It was about nine o'clock in the morning when the final order was given for the execution of Jesus. The place of execution is minutely described to us as Golgotha, or the place of a skull, a small hill near the city, and immediately beyond its gates. There is but one place discoverable in modern Jerusalem which entirely fulfils the descriptions of the Evangelists. It is a green hill, with a precipitous limestone cliff, which bears an unmistakable likeness to a human skull. It is at a point where great roads converge, open and public, so that it would be possible for a great concourse of people to assemble, each of whom would be able to see all that occurred upon the hill itself, and to read the inscription which Pilate wrote above the Cross. The hill rises immediately outside the Damascus Gate, which in earlier times was called the Gate of Stephen, because tradition asserts that the first martyr suffered death in its immediate vicinity. To this day the hill is known among the Jews as the Hill of Execution, and it is said that he who passes it breathes to himself the strange words, "Cursed be He who destroyed our nation by aspiring to be its king." At

the foot of the hill is a garden, in which a rock sepulchre has lately been discovered, certainly dating from the days of Herod, and almost certainly the tomb in which the body of Jesus lay.

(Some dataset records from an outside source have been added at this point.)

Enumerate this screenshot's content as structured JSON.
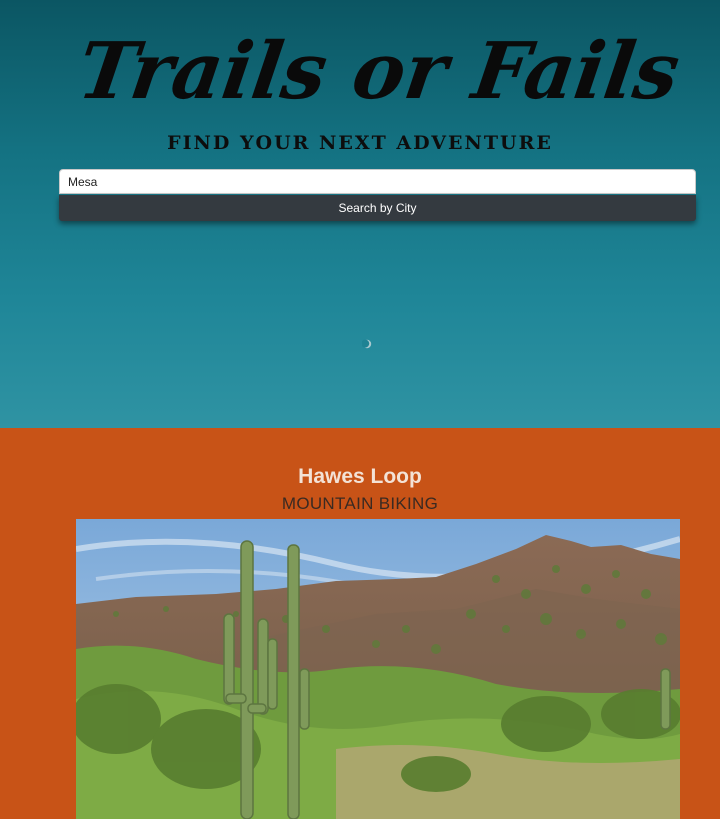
{
  "header": {
    "logo_text": "Trails or Fails",
    "tagline": "FIND YOUR NEXT ADVENTURE"
  },
  "search": {
    "value": "Mesa",
    "button_label": "Search by City"
  },
  "result": {
    "trail_name": "Hawes Loop",
    "activity": "MOUNTAIN BIKING"
  },
  "colors": {
    "sky_top": "#0b5663",
    "sky_bottom": "#2f93a3",
    "results_bg": "#c85317",
    "button_bg": "#343a40"
  }
}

It was to this hill that the sad procession now passed. First of all marched the centurion charged with the execution of the sentence, who bore aloft the tablet on which the offence of Jesus was described, "This is Jesus, the King of the Jews." Next followed the soldiers, carrying the instruments of execution, and behind them came Jesus Himself bearing the Cross. Two other prisoners doomed to the same death accompanied Him: a refinement of derision on the part of Pilate, addressed to the Jews rather than to Jesus, whom he wished to insult not only by the inscription on the tablet, but making their King the companion of thieves in His death. The whole multitude followed behind, conspicuous among whom were some of the friends of Jesus, and many women who wept aloud, and smote their breasts, after the custom of mourners at a Jewish funeral. Immediately outside the Damascus Gate, the procession halted, for Jesus was now at the ascent of the hill, and could no longer bear the Cross. A man coming in from the country, known as Simon of Cyrene, was hastily impressed for this duty by the Roman soldiers, who had too great a scorn of the Cross to offer the Sufferer the least help in sustaining it. The plateau of the hill was soon reached. The Sufferer was then bound upon the Cross, which was raised, and fastened into the cavity prepared for it. Heavy nails were driven through the hands and feet of Jesus, and the horrible torture of the crucifixion began.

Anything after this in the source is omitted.